The req & res instances are not serializable. You can't send them through the transporter. You should use them only in API gateway service locally.

rishighan commented 4 years ago

So put the action as a custom function in api.service.js like this:

"POST login" (req, res) {
    return new Promise((resolve, reject) => {
        passport.authenticate("local", (err, user, info) => {
            if (err) {
                reject(new Error(err));
            }

            if (!user) {
                // ctx.meta.$statusCode = 401;
                reject({
                    status: "Invalid credentials"
                });
            }

            req.logIn(
                user,
                err,
                () => {
                    if (err) {
                        // ctx.meta.$statusCode = 500;
                        reject({
                            status: "Could not login user"
                        });
                    }
                    // ctx.meta.$statusCode = 200;
                    resolve({
                        status: "Login successful"
                    });
                }
            );
        })(
            req,
            res,
            () => {
                console.log("Inside user.login's callback");
            }
        );
    });
},

When I hit the endpoint, the request times out.

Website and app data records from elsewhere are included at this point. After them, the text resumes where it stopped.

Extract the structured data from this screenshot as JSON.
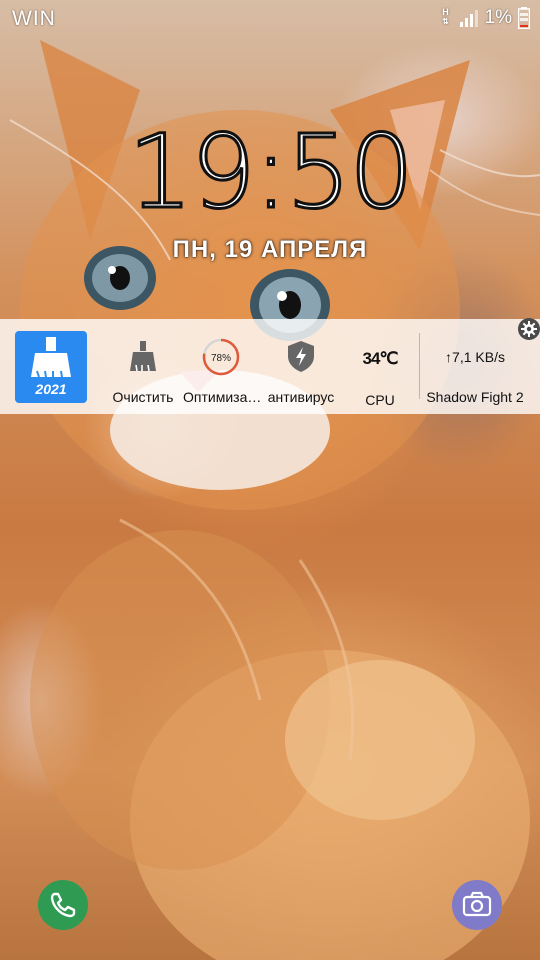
{
  "status_bar": {
    "carrier": "WIN",
    "network_type": "H",
    "battery_percent": "1%",
    "icons": [
      "network-type-icon",
      "signal-icon",
      "battery-icon"
    ]
  },
  "lock_screen": {
    "time": "19:50",
    "date": "ПН, 19 АПРЕЛЯ"
  },
  "widget": {
    "app_tile_year": "2021",
    "clean_label": "Очистить",
    "optimize_percent": "78%",
    "optimize_level": 0.78,
    "optimize_label": "Оптимиза…",
    "antivirus_label": "антивирус",
    "cpu_temp": "34℃",
    "cpu_label": "CPU",
    "net_speed": "↑7,1 KB/s",
    "running_app": "Shadow Fight 2",
    "accent_color": "#2a8af0",
    "gauge_color": "#e05a3a"
  },
  "shortcuts": {
    "left": "phone-icon",
    "right": "camera-icon"
  }
}
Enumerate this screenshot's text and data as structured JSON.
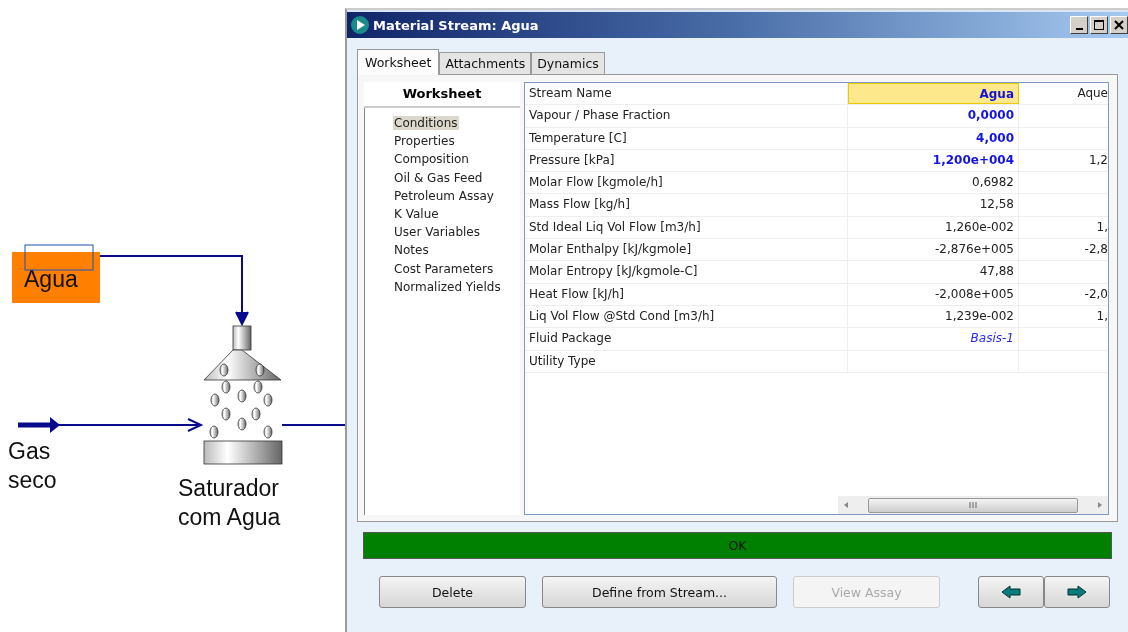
{
  "flowsheet": {
    "feed": {
      "name": "Agua"
    },
    "gas": {
      "name": "Gas seco"
    },
    "unit": {
      "name": "Saturador com Agua"
    }
  },
  "window": {
    "title": "Material Stream: Agua"
  },
  "tabs": [
    {
      "label": "Worksheet",
      "selected": true
    },
    {
      "label": "Attachments",
      "selected": false
    },
    {
      "label": "Dynamics",
      "selected": false
    }
  ],
  "nav": {
    "title": "Worksheet",
    "items": [
      {
        "label": "Conditions",
        "selected": true
      },
      {
        "label": "Properties",
        "selected": false
      },
      {
        "label": "Composition",
        "selected": false
      },
      {
        "label": "Oil & Gas Feed",
        "selected": false
      },
      {
        "label": "Petroleum Assay",
        "selected": false
      },
      {
        "label": "K Value",
        "selected": false
      },
      {
        "label": "User Variables",
        "selected": false
      },
      {
        "label": "Notes",
        "selected": false
      },
      {
        "label": "Cost Parameters",
        "selected": false
      },
      {
        "label": "Normalized Yields",
        "selected": false
      }
    ]
  },
  "table": {
    "header": {
      "label": "Stream Name",
      "columns": [
        {
          "text": "Agua",
          "selected": true
        },
        {
          "text": "Aque",
          "selected": false
        }
      ]
    },
    "rows": [
      {
        "label": "Vapour / Phase Fraction",
        "value": "0,0000",
        "kind": "specified"
      },
      {
        "label": "Temperature [C]",
        "value": "4,000",
        "kind": "specified"
      },
      {
        "label": "Pressure [kPa]",
        "value": "1,200e+004",
        "kind": "specified",
        "column_3": "1,2"
      },
      {
        "label": "Molar Flow [kgmole/h]",
        "value": "0,6982",
        "kind": "calculated"
      },
      {
        "label": "Mass Flow [kg/h]",
        "value": "12,58",
        "kind": "calculated"
      },
      {
        "label": "Std Ideal Liq Vol Flow [m3/h]",
        "value": "1,260e-002",
        "kind": "calculated",
        "column_3": "1,"
      },
      {
        "label": "Molar Enthalpy [kJ/kgmole]",
        "value": "-2,876e+005",
        "kind": "calculated",
        "column_3": "-2,8"
      },
      {
        "label": "Molar Entropy [kJ/kgmole-C]",
        "value": "47,88",
        "kind": "calculated"
      },
      {
        "label": "Heat Flow [kJ/h]",
        "value": "-2,008e+005",
        "kind": "calculated",
        "column_3": "-2,0"
      },
      {
        "label": "Liq Vol Flow @Std Cond [m3/h]",
        "value": "1,239e-002",
        "kind": "calculated",
        "column_3": "1,"
      },
      {
        "label": "Fluid Package",
        "value": "Basis-1",
        "kind": "link"
      },
      {
        "label": "Utility Type",
        "kind": "calculated"
      }
    ]
  },
  "status": {
    "text": "OK"
  },
  "buttons": [
    {
      "label": "Delete",
      "disabled": false
    },
    {
      "label": "Define from Stream...",
      "disabled": false
    },
    {
      "label": "View Assay",
      "disabled": true
    }
  ]
}
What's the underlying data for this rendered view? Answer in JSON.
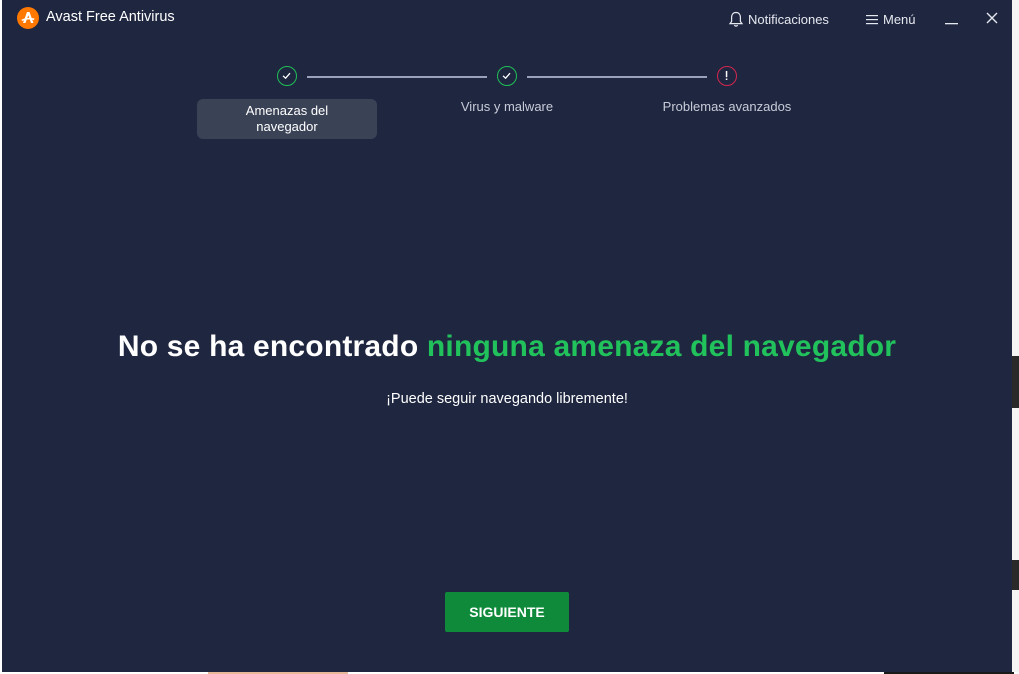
{
  "app": {
    "title": "Avast Free Antivirus",
    "brand_color": "#ff7800",
    "logo_icon": "avast-logo-icon"
  },
  "header": {
    "notifications_label": "Notificaciones",
    "notifications_icon": "bell-icon",
    "menu_label": "Menú",
    "menu_icon": "hamburger-icon",
    "minimize_icon": "minimize-icon",
    "close_icon": "close-icon"
  },
  "steps": [
    {
      "label_line1": "Amenazas del",
      "label_line2": "navegador",
      "status": "done",
      "active": true,
      "icon": "check-icon"
    },
    {
      "label": "Virus y malware",
      "status": "done",
      "active": false,
      "icon": "check-icon"
    },
    {
      "label": "Problemas avanzados",
      "status": "warning",
      "active": false,
      "icon": "exclamation-icon"
    }
  ],
  "result": {
    "headline_prefix": "No se ha encontrado ",
    "headline_highlight": "ninguna amenaza del navegador",
    "subtext": "¡Puede seguir navegando libremente!",
    "highlight_color": "#21c25c"
  },
  "actions": {
    "next_label": "SIGUIENTE"
  },
  "colors": {
    "background": "#1f2640",
    "success": "#1fbf55",
    "warning": "#d4264f",
    "button": "#0e8a3a"
  }
}
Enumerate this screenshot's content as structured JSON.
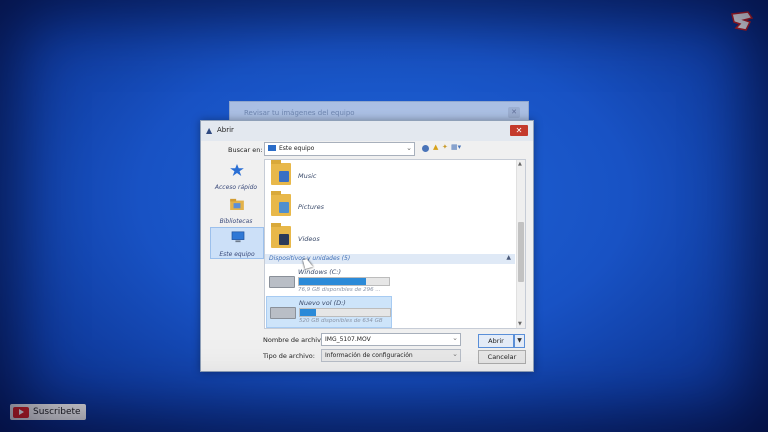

Not sure why...

icebob commented 4 years ago

If you use custom alias, you should handle the response completely, e.g calling res.end().

E.g.: https://github.com/icebob/kantab/blob/6ec7fdab837598f36dc5302bd4f202a07baf3a43/backend/mixins/passport.mixin.js#L49-L66

rishighan commented 4 years ago

Thanks @icebob! You can mark this as a question, since the req and res objects aren't serializable by design.

mingfang commented 2 years ago

Is is possible to add the addition http request data as action handler params ? I need the request headers, cookies, method, baseUrl, and originalUrl. These fields should be serializable through the transporter.

icebob commented 2 years ago

you should expose these data in onBeforeCall hook into ctx.meta which will be serialized.